Anthony Bourdain wasn't always a cool cat in front of a camera. His producers, Chris Collins and Lydia Tenaglia — who convinced him to do television, to begin with — revealed in a new documentary, "Road Runner" that they thought they'd made a mistake when they landed in Japan and started filming "A Cook's Tour." Bourdain was camera shy and often terse. He'd never truly traveled before, either.

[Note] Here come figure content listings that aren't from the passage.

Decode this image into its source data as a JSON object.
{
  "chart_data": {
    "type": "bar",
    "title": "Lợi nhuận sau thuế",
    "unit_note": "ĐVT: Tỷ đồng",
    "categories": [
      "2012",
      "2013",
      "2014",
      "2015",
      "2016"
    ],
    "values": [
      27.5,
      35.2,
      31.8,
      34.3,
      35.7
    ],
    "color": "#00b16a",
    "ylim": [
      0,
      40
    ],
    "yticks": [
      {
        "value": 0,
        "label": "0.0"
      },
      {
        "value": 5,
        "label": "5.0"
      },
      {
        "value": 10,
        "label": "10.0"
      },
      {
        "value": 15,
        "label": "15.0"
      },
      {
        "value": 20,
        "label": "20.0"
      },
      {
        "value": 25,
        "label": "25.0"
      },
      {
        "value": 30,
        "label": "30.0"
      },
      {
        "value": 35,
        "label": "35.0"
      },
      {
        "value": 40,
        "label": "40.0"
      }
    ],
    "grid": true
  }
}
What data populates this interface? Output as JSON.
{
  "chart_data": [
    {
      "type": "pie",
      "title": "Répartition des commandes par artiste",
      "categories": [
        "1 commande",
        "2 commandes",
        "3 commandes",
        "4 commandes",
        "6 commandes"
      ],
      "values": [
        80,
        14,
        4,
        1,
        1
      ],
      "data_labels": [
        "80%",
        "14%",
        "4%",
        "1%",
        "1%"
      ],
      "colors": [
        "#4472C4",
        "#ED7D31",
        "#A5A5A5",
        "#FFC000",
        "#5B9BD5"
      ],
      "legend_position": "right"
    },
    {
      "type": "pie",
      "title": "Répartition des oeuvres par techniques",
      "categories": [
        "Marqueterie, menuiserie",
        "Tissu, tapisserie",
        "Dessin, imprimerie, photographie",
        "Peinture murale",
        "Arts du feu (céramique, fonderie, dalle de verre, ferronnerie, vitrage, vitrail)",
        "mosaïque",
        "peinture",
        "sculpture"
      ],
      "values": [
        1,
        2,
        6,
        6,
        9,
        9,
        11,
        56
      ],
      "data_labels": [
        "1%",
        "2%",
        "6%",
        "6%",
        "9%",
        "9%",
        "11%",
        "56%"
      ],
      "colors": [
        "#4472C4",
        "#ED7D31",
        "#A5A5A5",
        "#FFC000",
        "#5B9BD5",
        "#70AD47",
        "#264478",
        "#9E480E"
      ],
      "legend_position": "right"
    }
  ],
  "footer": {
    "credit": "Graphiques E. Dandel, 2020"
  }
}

And yet, televised entertainment quickly became Bourdain's career. At first, t.v. series were, perhaps, primarily a means to make ends meet. "That was always my thought," says Bourdain in Roadrunner footage. "That if I get enough money, I'd like to live like a normal person". But for Bourdain, being in front of a camera soon became as natural for him as breathing. From "A Cook's Tour" to "Parts Unknown" to "No Reservations," — from Japan to Thailand to Antarctica to the French Alps; from Havana to Jamaica to Myanmar to Russia (via Lonely Planet) — the road and the camera consumed him. After Bourdain's suicide, a source told People, "It was as if he gave everything to his work and then had nothing, zero, left for himself afterwards."

There was one show, however, that escaped the beloved and irreverent star of the culinary world.

The show Anthony Bourdain would have made in an 'ideal world'

If Anthony Bourdain began his career squirmish in front of a camera, he ended it that way, too. In "Roadrunner," his crew and co-workers recount a turning point in Bourdain's life, one in which he admitted to becoming agoraphobic. The places Bourdain wanted to travel to changed as deserts and the deserted became more and more appealing to the culinary idol. Bourdain told Eater in 2016, "To climb a dune in the Egyptian desert and look out over the desert as the moon's rising, surrounded by friends that I work with, a belly full of some food that no one outside that time zone ever gets to experience, that's a 'pinch me' moment for sure."

And while Bourdain spent the second half of his life starring in t.v. shows (shows that per USA Today, made him into a millionaire) he would have been absent from the show he wanted to make. "He often talked about how in an ideal world he wouldn't be in the show," director Tom Vitale revealed in "Roadrunner." Vitale continued: "It would be his point of view, like a camera moving through space without having to see him at all."